Enlightening the populace and politicians that addiction is not more prevalent among the poor has been a decades long effort by treatment professionals. And reputable study after study continually reveals that minimally 7% of the population of the United Sates is addicted to alcohol or drugs (legal or illicit). Studies from the National Institute of Drug Abuse (NIDA) and the Substance Abuse and Mental Health Services Administration continually reveal that 48% of the American adolescent and adult population used a legal or illicit in just the past week! Clearly, our general awareness and ignorance of addiction is abusing the truth.

By the best and most learned estimates, 20% of the American population is addicted to drugs or alcohol. Most of these folks are functional: they work, they are in relationships, they are physicians, attorneys, teachers, coaches, professionals in every aspect of business and service workers.

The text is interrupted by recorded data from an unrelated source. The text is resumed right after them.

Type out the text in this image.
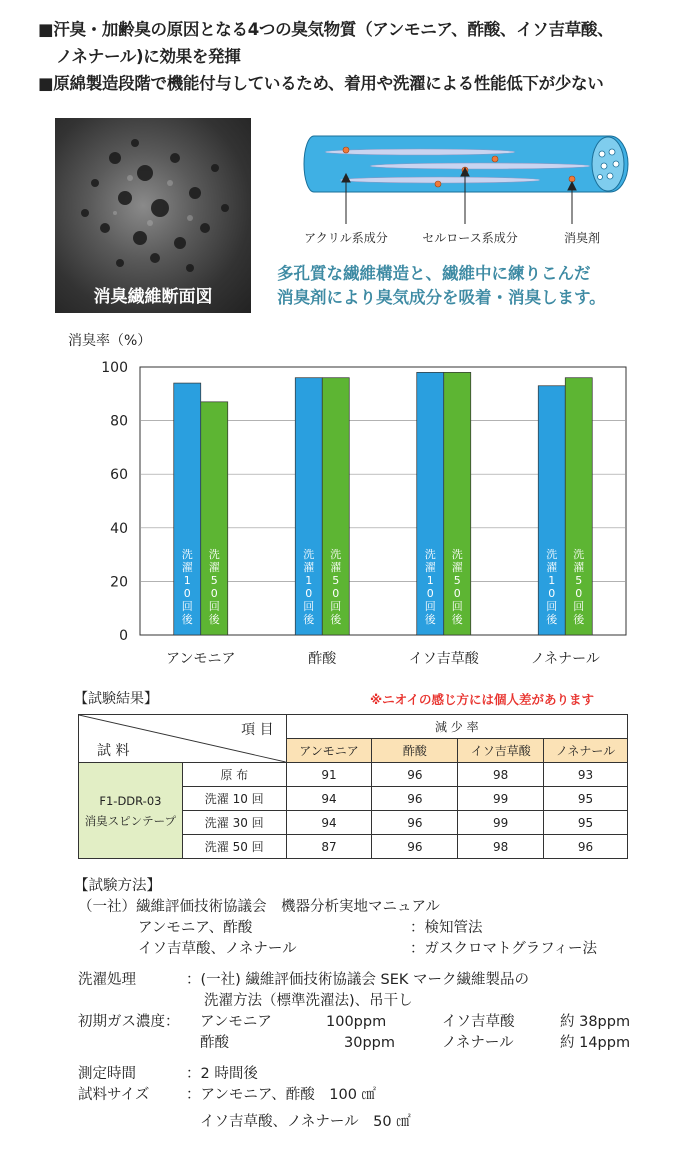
■汗臭・加齢臭の原因となる4つの臭気物質（アンモニア、酢酸、イソ吉草酸、
ノネナール)に効果を発揮
■原綿製造段階で機能付与しているため、着用や洗濯による性能低下が少ない
消臭繊維断面図
アクリル系成分	セルロース系成分	消臭剤
多孔質な繊維構造と、繊維中に練りこんだ
消臭剤により臭気成分を吸着・消臭します。
消臭率（%）
0
20
40
60
80
100
洗
濯
1
0
回
後
洗
濯
5
0
回
後
アンモニア
洗
濯
1
0
回
後
洗
濯
5
0
回
後
酢酸
洗
濯
1
0
回
後
洗
濯
5
0
回
後
イソ吉草酸
洗
濯
1
0
回
後
洗
濯
5
0
回
後
ノネナール
【試験結果】	※ニオイの感じ方には個人差があります
項 目
試 料		減 少 率			
		アンモニア	酢酸	イソ吉草酸	ノネナール

F1-DDR-03
消臭スピンテープ	原 布	91	96	98	93
	洗濯 10 回	94	96	99	95
	洗濯 30 回	94	96	99	95
	洗濯 50 回	87	96	98	96
【試験方法】
（一社）繊維評価技術協議会　機器分析実地マニュアル
アンモニア、酢酸	：検知管法
イソ吉草酸、ノネナール	：ガスクロマトグラフィー法
洗濯処理	：(一社) 繊維評価技術協議会 SEK マーク繊維製品の
洗濯方法（標準洗濯法)、吊干し
初期ガス濃度： アンモニア	100ppm	イソ吉草酸	約 38ppm
酢酸	30ppm	ノネナール	約 14ppm
測定時間	：2 時間後
試料サイズ	：アンモニア、酢酸　100 ㎠
イソ吉草酸、ノネナール　50 ㎠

These functional addicts are cousins, siblings, parents, grandparents, friends and colleagues. It is believed that of every 5 people anyone in America knows or is related to, one of them is addicted to a drug or substance.

As has been the mantra of treatment professionals since the 1940s: Educate the Public about the realities of this disease. Addiction is a neurological and medical disease. Addiction can occur in anyone from any walk of life. Addiction Prevention is best served by education and public awareness. 12 step Programs are highly effective in treating addiction. Treatment Programs really work in treating addiction. Incarceration has been shown to be the least effective method of reducing addiction.

As has been the case for so many centuries – addiction remains caught in stereotypical definitions. It will be the strong, consistent and clear voice from addiction professionals and their advocates who will ultimately change the public perception of addiction and enlighten society to addiction treatment.